The emotional upheaval of the interwar years in England is dramatized afresh in Quinn’s dazzling and imaginative debut ... Thorny, idiosyncratic Cristabel is a formidable first among equals in this expansive cast of memorable eccentrics. Peacetime whimsy gracefully segues into scenes of unbearable tension and heart-wrenching suspense as Cristabel boldly infiltrates Paris on the eve of its liberation ... a reading experience to be long cherished.
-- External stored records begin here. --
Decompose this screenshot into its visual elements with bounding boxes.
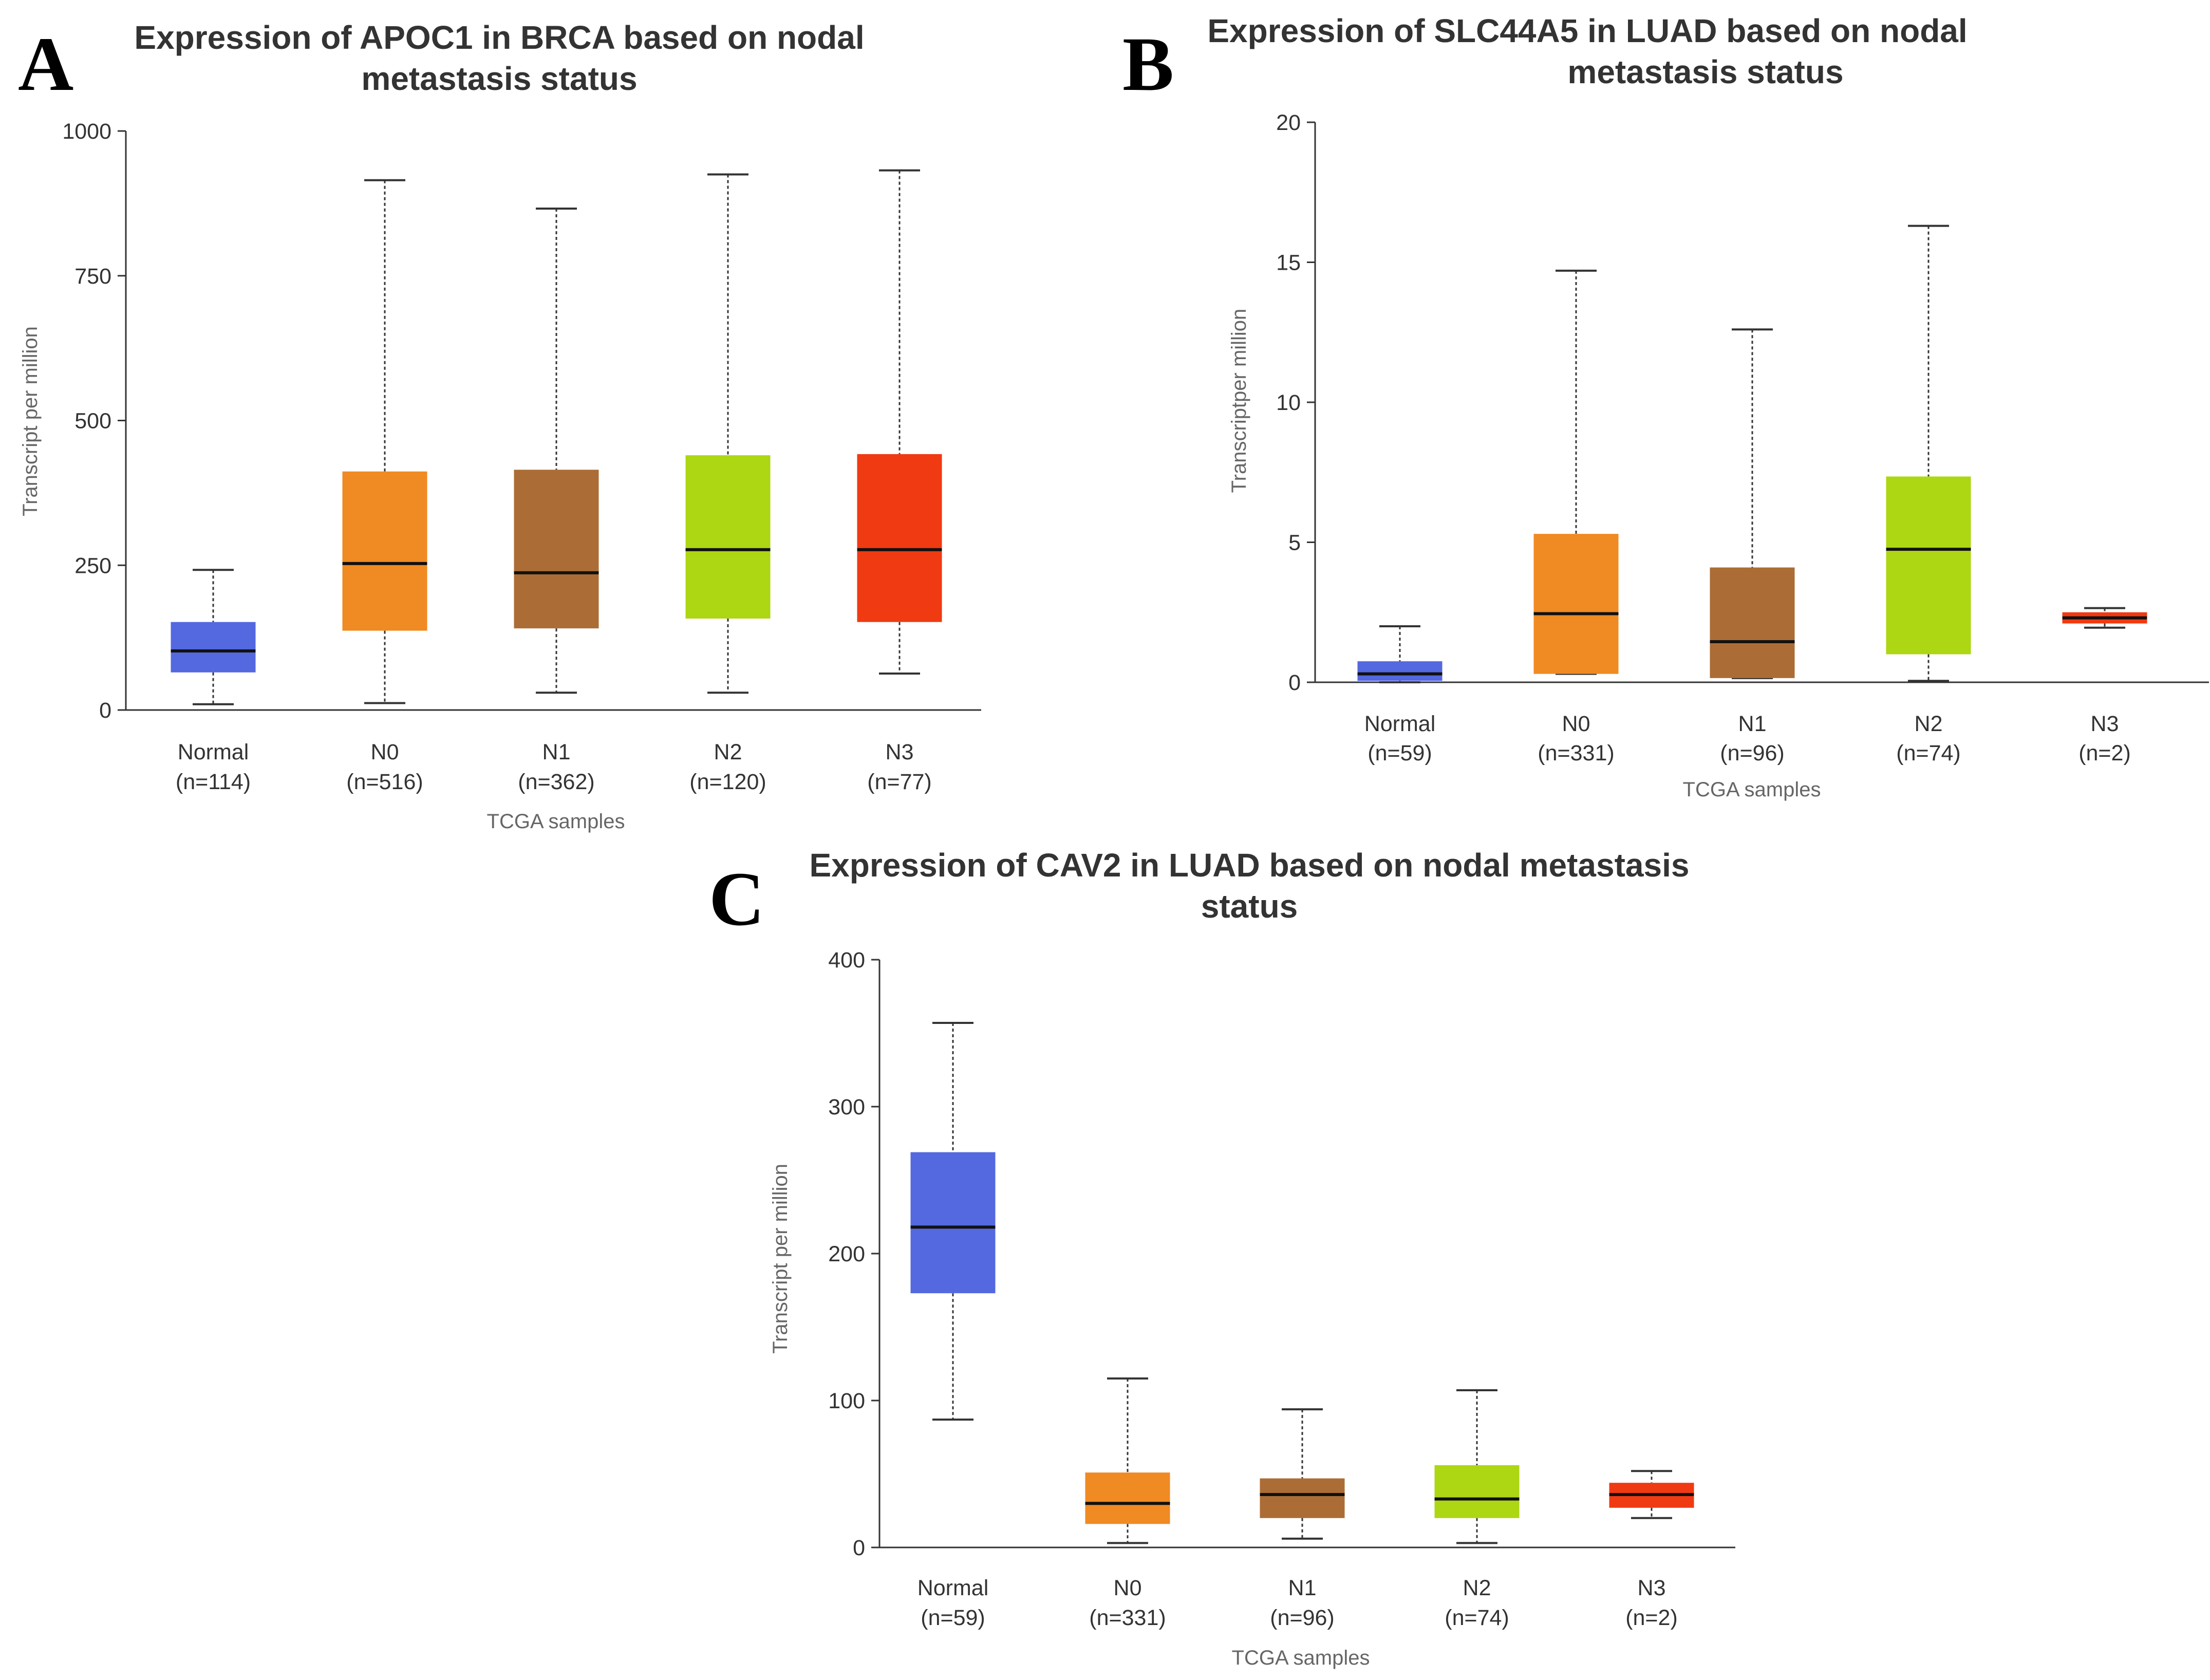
y-tick-label: 0 (1288, 670, 1301, 695)
sample-count-label: (n=2) (2078, 741, 2131, 766)
panel-c: C Expression of CAV2 in LUAD based on no… (709, 847, 1735, 1669)
category-label: N2 (714, 740, 742, 764)
box-normal: Normal (n=59) (910, 1021, 996, 1630)
sample-count-label: (n=114) (176, 770, 251, 794)
iqr-box (1357, 661, 1443, 681)
y-tick-label: 300 (828, 1095, 865, 1119)
box-n2: N2 (n=120) (685, 173, 771, 794)
sample-count-label: (n=59) (1368, 741, 1432, 766)
iqr-box (857, 454, 942, 622)
plot-area: 0 250 500 750 1000 Normal (n=114) N0 (n=516) N1 (n… (62, 119, 981, 794)
chart-title-line-2: metastasis status (1567, 53, 1843, 90)
box-n1: N1 (n=96) (1260, 1408, 1345, 1630)
y-axis-label: Transcript per million (19, 326, 42, 516)
box-n2: N2 (n=74) (1886, 225, 1971, 766)
category-label: N2 (1915, 712, 1943, 736)
box-normal: Normal (n=114) (171, 569, 256, 794)
category-label: N3 (1638, 1576, 1666, 1600)
box-n1: N1 (n=96) (1710, 328, 1795, 766)
sample-count-label: (n=120) (689, 770, 766, 794)
y-axis-label: Transcriptper million (1228, 309, 1250, 493)
sample-count-label: (n=96) (1270, 1606, 1335, 1630)
category-label: Normal (917, 1576, 989, 1600)
plot-area: 0 100 200 300 400 Normal (n=59) N0 (n=331) N1 (n=9… (828, 948, 1735, 1630)
y-tick-label: 500 (74, 409, 111, 434)
panel-letter-b: B (1122, 22, 1174, 107)
y-tick-label: 0 (99, 698, 111, 723)
box-n3: N3 (n=2) (2062, 607, 2147, 766)
iqr-box (1085, 1472, 1170, 1524)
iqr-box (1434, 1465, 1520, 1518)
category-label: Normal (178, 740, 249, 764)
sample-count-label: (n=331) (1538, 741, 1614, 766)
category-label: N2 (1463, 1576, 1491, 1600)
sample-count-label: (n=59) (921, 1606, 985, 1630)
category-label: N1 (1738, 712, 1767, 736)
iqr-box (1886, 476, 1971, 655)
y-tick-label: 250 (74, 553, 111, 578)
chart-title-line-2: metastasis status (361, 60, 637, 97)
panel-letter-a: A (18, 22, 73, 107)
sample-count-label: (n=2) (1625, 1606, 1678, 1630)
category-label: N0 (371, 740, 399, 764)
chart-title-line-1: Expression of SLC44A5 in LUAD based on n… (1207, 12, 1967, 49)
iqr-box (1710, 567, 1795, 678)
box-n0: N0 (n=516) (342, 179, 427, 794)
y-tick-label: 5 (1288, 531, 1301, 555)
box-n1: N1 (n=362) (514, 208, 599, 794)
iqr-box (514, 470, 599, 629)
box-n0: N0 (n=331) (1533, 269, 1619, 766)
category-label: N3 (2091, 712, 2119, 736)
y-tick-label: 20 (1276, 110, 1301, 135)
iqr-box (910, 1152, 996, 1294)
sample-count-label: (n=96) (1720, 741, 1785, 766)
iqr-box (1533, 534, 1619, 674)
plot-area: 0 5 10 15 20 Normal (n=59) N0 (n=331) N1 (n=96) N2 (… (1276, 110, 2209, 766)
y-tick-label: 10 (1276, 390, 1301, 415)
x-axis-label: TCGA samples (487, 810, 625, 833)
panel-a: A Expression of APOC1 in BRCA based on n… (18, 19, 981, 833)
chart-title-line-1: Expression of APOC1 in BRCA based on nod… (134, 19, 864, 56)
x-axis-label: TCGA samples (1683, 778, 1821, 801)
category-label: N0 (1562, 712, 1590, 736)
sample-count-label: (n=516) (346, 770, 423, 794)
iqr-box (685, 455, 771, 619)
chart-title-line-2: status (1201, 888, 1298, 925)
y-tick-label: 200 (828, 1242, 865, 1266)
chart-title-line-1: Expression of CAV2 in LUAD based on noda… (810, 847, 1690, 884)
y-tick-label: 15 (1276, 251, 1301, 275)
category-label: N0 (1114, 1576, 1142, 1600)
box-n3: N3 (n=77) (857, 169, 942, 794)
sample-count-label: (n=74) (1445, 1606, 1509, 1630)
category-label: N1 (542, 740, 571, 764)
y-tick-label: 100 (828, 1389, 865, 1413)
box-normal: Normal (n=59) (1357, 625, 1443, 766)
category-label: N1 (1288, 1576, 1317, 1600)
x-axis-label: TCGA samples (1232, 1647, 1370, 1669)
box-n2: N2 (n=74) (1434, 1389, 1520, 1630)
iqr-box (171, 622, 256, 673)
panel-letter-c: C (709, 856, 764, 942)
sample-count-label: (n=331) (1089, 1606, 1166, 1630)
box-n3: N3 (n=2) (1609, 1470, 1694, 1630)
category-label: N3 (886, 740, 914, 764)
iqr-box (1260, 1478, 1345, 1518)
y-tick-label: 750 (74, 264, 111, 289)
sample-count-label: (n=77) (867, 770, 932, 794)
box-n0: N0 (n=331) (1085, 1377, 1170, 1630)
category-label: Normal (1364, 712, 1436, 736)
iqr-box (342, 471, 427, 631)
y-axis-label: Transcript per million (769, 1164, 792, 1354)
panel-b: B Expression of SLC44A5 in LUAD based on… (1122, 12, 2209, 801)
sample-count-label: (n=74) (1896, 741, 1961, 766)
sample-count-label: (n=362) (518, 770, 594, 794)
y-tick-label: 400 (828, 948, 865, 973)
y-tick-label: 0 (853, 1536, 865, 1560)
y-tick-label: 1000 (62, 119, 111, 144)
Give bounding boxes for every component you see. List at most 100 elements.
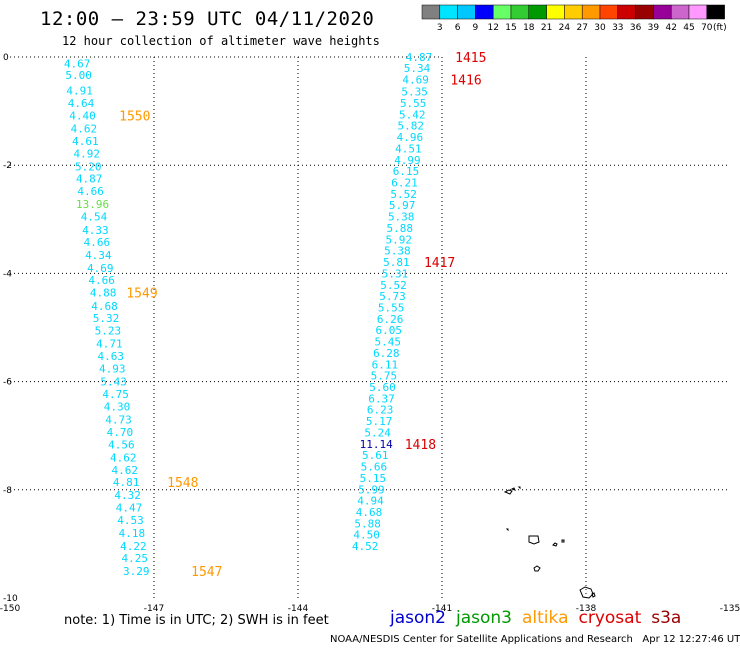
time-label: 1415: [455, 51, 486, 66]
colorbar-label: 18: [523, 23, 535, 33]
colorbar-label: 6: [455, 23, 461, 33]
swh-value-label: 6.05: [375, 324, 402, 337]
swh-value-label: 4.87: [406, 51, 433, 64]
colorbar-swatch: [457, 4, 476, 20]
colorbar-swatch: [617, 4, 636, 20]
swh-value-label: 4.73: [105, 413, 132, 426]
swh-value-label: 6.26: [377, 313, 404, 326]
swh-value-label: 4.66: [84, 236, 111, 249]
colorbar-label: 36: [630, 23, 642, 33]
swh-value-label: 5.55: [400, 97, 427, 110]
swh-value-label: 5.24: [364, 426, 391, 439]
swh-value-label: 4.66: [88, 274, 115, 287]
colorbar-label: 39: [648, 23, 660, 33]
colorbar-label: 24: [559, 23, 571, 33]
swh-value-label: 5.61: [362, 449, 389, 462]
swh-value-label: 5.38: [388, 211, 415, 224]
x-tick-label: -141: [432, 604, 452, 614]
island-shape: [579, 586, 594, 599]
islands: [503, 486, 596, 599]
swh-value-label: 5.23: [95, 325, 122, 338]
swh-value-label: 4.32: [114, 489, 141, 502]
colorbar-swatch: [475, 4, 494, 20]
swh-value-label: 4.75: [102, 388, 129, 401]
swh-value-label: 6.21: [391, 177, 418, 190]
satellite-legend-item: jason2: [390, 608, 446, 628]
y-tick-label: -10: [3, 594, 18, 604]
swh-value-label: 5.45: [375, 336, 402, 349]
satellite-legend-item: altika: [522, 608, 569, 628]
credit-line: NOAA/NESDIS Center for Satellite Applica…: [0, 634, 740, 645]
island-shape: [591, 592, 596, 598]
swh-value-label: 4.25: [122, 552, 149, 565]
satellite-legend-item: s3a: [651, 608, 682, 628]
swh-value-label: 4.30: [104, 400, 131, 413]
swh-value-label: 4.69: [87, 262, 114, 275]
swh-value-label: 5.15: [360, 472, 387, 485]
swh-value-label: 5.00: [65, 69, 92, 82]
colorbar-swatch: [546, 4, 565, 20]
swh-value-label: 5.52: [390, 188, 417, 201]
swh-value-label: 13.96: [76, 198, 109, 211]
colorbar-label: 33: [612, 23, 623, 33]
swh-value-label: 4.67: [64, 57, 91, 70]
swh-value-label: 6.28: [373, 347, 400, 360]
time-label: 1547: [191, 565, 222, 580]
swh-value-label: 4.64: [68, 97, 95, 110]
colorbar-label: 45: [683, 23, 694, 33]
swh-value-label: 4.93: [99, 363, 126, 376]
colorbar-swatch: [421, 4, 441, 20]
swh-value-label: 5.88: [387, 222, 414, 235]
colorbar-label: 12: [487, 23, 498, 33]
swh-value-label: 5.34: [404, 62, 431, 75]
swh-value-label: 4.62: [110, 451, 137, 464]
swh-value-label: 4.61: [72, 135, 99, 148]
satellite-legend: jason2 jason3 altika cryosat s3a: [390, 608, 691, 628]
swh-value-label: 4.94: [357, 495, 384, 508]
colorbar-label: 27: [576, 23, 587, 33]
colorbar-unit: (ft): [713, 23, 727, 33]
colorbar-label: 9: [473, 23, 479, 33]
swh-value-label: 3.29: [123, 565, 150, 578]
swh-value-label: 4.71: [96, 338, 123, 351]
colorbar-swatch: [564, 4, 583, 20]
time-label: 1549: [126, 286, 157, 301]
time-label: 1416: [450, 74, 481, 89]
swh-value-label: 4.63: [98, 350, 125, 363]
island-shape: [552, 542, 558, 547]
swh-value-label: 5.42: [399, 108, 426, 121]
colorbar-swatch: [528, 4, 547, 20]
swh-value-label: 4.52: [352, 540, 379, 553]
colorbar-swatch: [706, 4, 725, 20]
swh-value-label: 4.96: [397, 131, 424, 144]
swh-value-label: 4.91: [66, 85, 93, 98]
x-tick-label: -138: [576, 604, 597, 614]
y-tick-label: 0: [3, 53, 9, 63]
colorbar-swatch: [688, 4, 708, 20]
swh-value-label: 5.43: [100, 376, 127, 389]
island-shape: [561, 539, 565, 543]
colorbar-swatch: [670, 4, 690, 20]
colorbar-swatch: [439, 4, 458, 20]
colorbar: 3 6 9 12 15 18 21 24 27 30 33 36 39 42 45 70 (ft): [421, 4, 727, 33]
colorbar-label: 42: [665, 23, 676, 33]
x-tick-label: -144: [288, 604, 309, 614]
swh-value-label: 4.62: [111, 464, 138, 477]
swh-value-label: 4.50: [353, 529, 380, 542]
swh-value-label: 4.69: [402, 74, 429, 87]
swh-value-label: 4.70: [107, 426, 134, 439]
swh-value-label: 4.62: [71, 122, 98, 135]
colorbar-swatch: [510, 4, 530, 20]
swh-value-label: 5.60: [369, 381, 396, 394]
y-tick-label: -4: [3, 269, 12, 279]
satellite-legend-item: cryosat: [578, 608, 642, 628]
x-tick-label: -135: [720, 604, 740, 614]
x-tick-label: -150: [0, 604, 20, 614]
swh-value-label: 11.14: [360, 438, 393, 451]
swh-value-label: 5.55: [378, 301, 405, 314]
swh-value-label: 4.18: [119, 527, 146, 540]
swh-value-label: 4.88: [90, 286, 117, 299]
swh-value-label: 4.87: [76, 173, 103, 186]
swh-value-label: 4.92: [74, 147, 101, 160]
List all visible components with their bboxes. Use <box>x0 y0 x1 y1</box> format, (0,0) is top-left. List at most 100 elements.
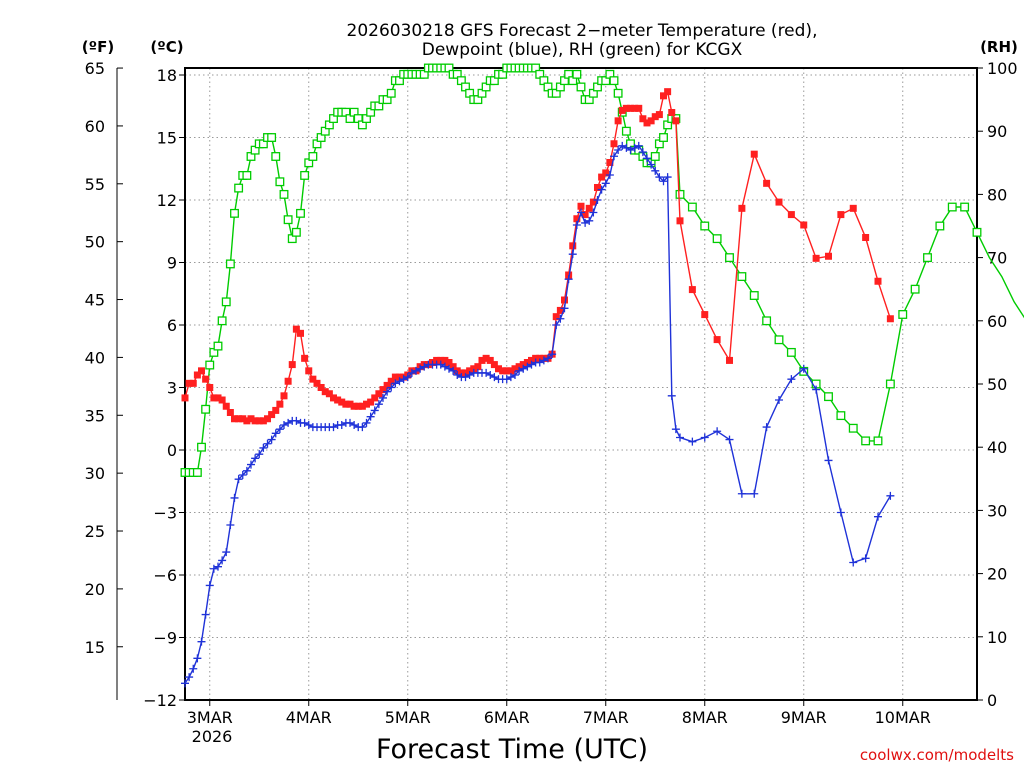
temperature-point <box>668 109 676 116</box>
temperature-point <box>354 402 362 410</box>
temperature-point <box>226 409 234 416</box>
temperature-point <box>462 369 469 377</box>
temperature-point <box>849 204 857 212</box>
temperature-point <box>701 311 709 319</box>
dewpoint-point <box>465 371 474 379</box>
rh-line <box>185 67 1024 474</box>
temperature-point <box>181 394 189 402</box>
dewpoint-point <box>506 373 515 382</box>
rh-tick-label: 100 <box>987 59 1018 78</box>
temperature-point <box>222 402 230 410</box>
rh-tick-label: 50 <box>987 375 1007 394</box>
rh-point <box>217 316 227 326</box>
dewpoint-point <box>205 581 214 590</box>
temperature-point <box>606 159 614 166</box>
dewpoint-point <box>799 364 808 373</box>
rh-point <box>613 88 623 98</box>
temperature-point <box>206 384 214 391</box>
dewpoint-point <box>271 429 280 438</box>
rh-point <box>609 76 619 86</box>
dewpoint-point <box>238 471 247 479</box>
rh-point <box>659 133 668 142</box>
dewpoint-point <box>643 154 651 163</box>
temperature-point <box>486 356 494 364</box>
dewpoint-point <box>589 208 598 217</box>
temperature-point <box>193 371 201 379</box>
dewpoint-point <box>284 418 293 427</box>
rh-point <box>947 202 957 212</box>
temperature-point <box>218 396 226 404</box>
dewpoint-line <box>184 144 892 684</box>
rh-point <box>762 316 772 326</box>
dewpoint-point <box>630 143 639 152</box>
temperature-point <box>602 169 610 177</box>
dewpoint-point <box>214 562 222 571</box>
rh-point <box>885 379 895 389</box>
celsius-tick-label: −12 <box>143 691 177 710</box>
temperature-point <box>202 375 210 383</box>
dewpoint-point <box>263 439 272 448</box>
fahrenheit-unit-label: (ºF) <box>82 38 114 56</box>
temperature-point <box>651 113 659 121</box>
rh-point <box>824 392 833 402</box>
rh-point <box>873 436 883 446</box>
celsius-tick-label: 6 <box>167 316 177 335</box>
fahrenheit-tick-label: 65 <box>85 59 105 78</box>
rh-point <box>972 227 982 237</box>
dewpoint-point <box>659 177 668 186</box>
rh-tick-label: 80 <box>987 185 1007 204</box>
temperature-point <box>569 242 577 250</box>
dewpoint-point <box>490 373 499 382</box>
dewpoint-point <box>874 512 882 521</box>
temperature-point <box>490 361 498 369</box>
temperature-point <box>536 354 544 362</box>
temperature-point <box>787 211 795 219</box>
temperature-point <box>622 104 630 112</box>
dewpoint-series <box>181 141 895 688</box>
temperature-point <box>342 400 350 408</box>
temperature-point <box>358 402 366 410</box>
rh-point <box>572 69 582 79</box>
dewpoint-point <box>185 673 194 682</box>
temperature-point <box>449 363 457 371</box>
plot-frame <box>184 67 978 701</box>
temperature-point <box>391 373 399 381</box>
dewpoint-point <box>676 433 684 442</box>
dewpoint-point <box>412 366 420 375</box>
temperature-point <box>507 367 515 375</box>
day-tick-label: 10MAR <box>875 708 931 727</box>
dewpoint-point <box>420 362 429 371</box>
dewpoint-point <box>453 371 462 379</box>
temperature-point <box>231 415 238 423</box>
rh-point <box>213 341 223 351</box>
temperature-point <box>812 254 820 262</box>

The war that begins just as the children enter adulthood sweeps them apart and turns Quinn's debut into what feels almost like a different book entirely, driven by fear and suspense rather than whimsy and humor, with scenes of espionage and violence careening toward what one suspects is inevitable tragedy. Which, to be fair, is exactly the sort of thing war does in real life. Told partly with letters, lists, and scrapbook cuttings, there's something old-fashioned about this novel, even in its handling of its stubborn, independent female lead, a Jo March type, if Jo March joined the British special forces and became a secret agent in France ... This big, old-fashioned, seriocomic 'crumbling estate' family saga works best before the war comes along.